14. The method of claim 13, wherein any metrics of matches of the stored instances of audio content recorded or provided by a second device are ranked to determine which stored instance of audio content recorded or provided by a second device includes the matched portion of the audio content recorded or provided by the second device or includes a best matched portion of the audio content recorded or provided by the second device.

15. The method of claim 11, wherein prior to storing instances of audio content recorded by the one or more second devices, processing each instance of audio content recorded by the one or more second devices in the same manner as the audio content of the media content by:

Determining a plurality of hash values based on frequency peaks for each instance of audio content recorded by the one or more second devices; optionally, a third layer is formed on the substrate

One or more metrics are determined from the plurality of hash values.

16. The method of claim 11, wherein the audio content of the media content is downsampled prior to obtaining tag data and/or fingerprint data of the audio content of the media content.

17. The method of claim 11, wherein the plurality of hash values are determined by selecting frequency peaks of the audio content of the media content and determining hash values of other frequency peaks relative to the selected frequency peaks.

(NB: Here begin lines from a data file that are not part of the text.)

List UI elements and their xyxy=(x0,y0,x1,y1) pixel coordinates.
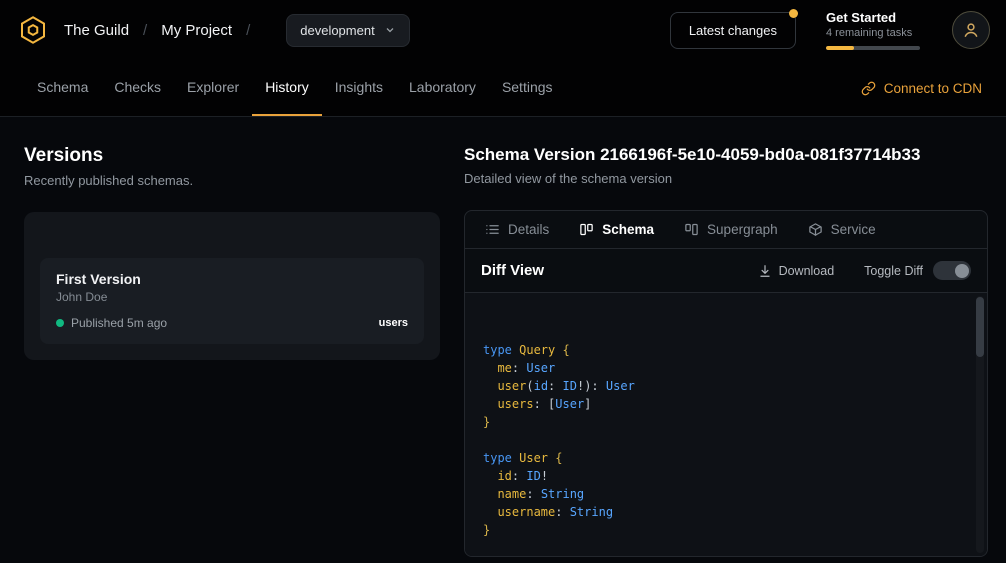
app-logo-icon[interactable] xyxy=(16,13,50,47)
service-icon xyxy=(808,222,823,237)
tab-checks[interactable]: Checks xyxy=(101,60,174,116)
code-line: name: String xyxy=(483,485,969,503)
tab-history[interactable]: History xyxy=(252,60,322,116)
code-line: } xyxy=(483,413,969,431)
page: The Guild / My Project / development Lat… xyxy=(0,0,1006,563)
diff-view-header: Diff View Download Toggle Diff xyxy=(465,249,987,293)
code-line xyxy=(483,431,969,449)
tab-schema-detail[interactable]: Schema xyxy=(579,222,654,237)
code-line: type User { xyxy=(483,449,969,467)
tab-schema[interactable]: Schema xyxy=(24,60,101,116)
progress-fill xyxy=(826,46,854,50)
code-line: users: [User] xyxy=(483,395,969,413)
tab-service[interactable]: Service xyxy=(808,222,876,237)
diff-view-title: Diff View xyxy=(481,262,544,279)
chevron-down-icon xyxy=(384,24,396,36)
connect-to-cdn-link[interactable]: Connect to CDN xyxy=(861,60,982,116)
versions-title: Versions xyxy=(24,145,440,167)
toggle-diff-label: Toggle Diff xyxy=(864,264,923,278)
main-nav: Schema Checks Explorer History Insights … xyxy=(0,60,1006,117)
download-button[interactable]: Download xyxy=(758,264,835,278)
schema-code-editor[interactable]: type Query { me: User user(id: ID!): Use… xyxy=(465,293,987,556)
editor-scrollbar-thumb[interactable] xyxy=(976,297,984,357)
breadcrumb-org[interactable]: The Guild xyxy=(64,22,129,39)
versions-column: Versions Recently published schemas. Fir… xyxy=(24,145,440,563)
version-name: First Version xyxy=(56,271,408,287)
version-status: Published 5m ago xyxy=(71,316,167,330)
download-label: Download xyxy=(779,264,835,278)
tab-laboratory[interactable]: Laboratory xyxy=(396,60,489,116)
schema-version-panel: Details Schema Supergraph xyxy=(464,210,988,557)
code-line: username: String xyxy=(483,503,969,521)
tab-details-label: Details xyxy=(508,222,549,237)
latest-changes-button[interactable]: Latest changes xyxy=(670,12,796,49)
schema-version-subtitle: Detailed view of the schema version xyxy=(464,171,988,186)
version-list-item[interactable]: First Version John Doe Published 5m ago … xyxy=(40,258,424,344)
latest-changes-label: Latest changes xyxy=(689,23,777,38)
user-avatar[interactable] xyxy=(952,11,990,49)
supergraph-icon xyxy=(684,222,699,237)
tab-settings[interactable]: Settings xyxy=(489,60,566,116)
code-line: id: ID! xyxy=(483,467,969,485)
version-author: John Doe xyxy=(56,290,408,304)
toggle-knob xyxy=(955,264,969,278)
link-icon xyxy=(861,81,876,96)
tab-schema-label: Schema xyxy=(602,222,654,237)
tab-supergraph-label: Supergraph xyxy=(707,222,778,237)
get-started-widget[interactable]: Get Started 4 remaining tasks xyxy=(826,10,920,50)
tab-insights[interactable]: Insights xyxy=(322,60,396,116)
tab-explorer[interactable]: Explorer xyxy=(174,60,252,116)
schema-icon xyxy=(579,222,594,237)
get-started-title: Get Started xyxy=(826,10,920,25)
connect-to-cdn-label: Connect to CDN xyxy=(884,81,982,96)
toggle-diff-switch[interactable] xyxy=(933,261,971,280)
versions-subtitle: Recently published schemas. xyxy=(24,173,440,188)
notification-dot xyxy=(789,9,798,18)
published-status-icon xyxy=(56,319,64,327)
person-icon xyxy=(961,20,981,40)
code-content: type Query { me: User user(id: ID!): Use… xyxy=(483,341,969,539)
tab-details[interactable]: Details xyxy=(485,222,549,237)
target-selector[interactable]: development xyxy=(286,14,409,47)
code-line: type Query { xyxy=(483,341,969,359)
top-header: The Guild / My Project / development Lat… xyxy=(0,0,1006,60)
code-line: user(id: ID!): User xyxy=(483,377,969,395)
tab-service-label: Service xyxy=(831,222,876,237)
schema-version-title: Schema Version 2166196f-5e10-4059-bd0a-0… xyxy=(464,145,988,165)
list-icon xyxy=(485,222,500,237)
target-selector-value: development xyxy=(300,23,374,38)
version-detail-column: Schema Version 2166196f-5e10-4059-bd0a-0… xyxy=(464,145,988,563)
detail-tab-bar: Details Schema Supergraph xyxy=(465,211,987,249)
main-content: Versions Recently published schemas. Fir… xyxy=(0,117,1006,563)
get-started-subtitle: 4 remaining tasks xyxy=(826,27,920,39)
breadcrumb-separator: / xyxy=(246,22,250,39)
download-icon xyxy=(758,264,772,278)
code-line: } xyxy=(483,521,969,539)
code-line: me: User xyxy=(483,359,969,377)
get-started-progress xyxy=(826,46,920,50)
breadcrumb-separator: / xyxy=(143,22,147,39)
breadcrumb-project[interactable]: My Project xyxy=(161,22,232,39)
tab-supergraph[interactable]: Supergraph xyxy=(684,222,778,237)
versions-card: First Version John Doe Published 5m ago … xyxy=(24,212,440,360)
version-service-badge: users xyxy=(379,317,408,329)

18. A method of replacing or enhancing audio content recorded by a first device in audio content recorded by a second device in media content recorded by the first device, the media content comprising the audio content recorded by the first device synchronized with video content, the method comprising the steps of:

receiving media content recorded by the first device;

Wherein one or more feature vectors are obtained from the audio content of the media content prior to performing the audio/sound tag and/or fingerprint search, and the one or more feature vectors are used to reduce the size of the search of stored instances of audio content recorded or provided by the one or more second devices.

19. The method of claim 18, wherein the step of obtaining one or more feature vectors from the audio content of the media content comprises obtaining one or more feature vectors from one or more selected portions of the audio content of the media content.

20. The method of claim 18, wherein one or more feature vectors are time-invariant and/or have a predetermined length.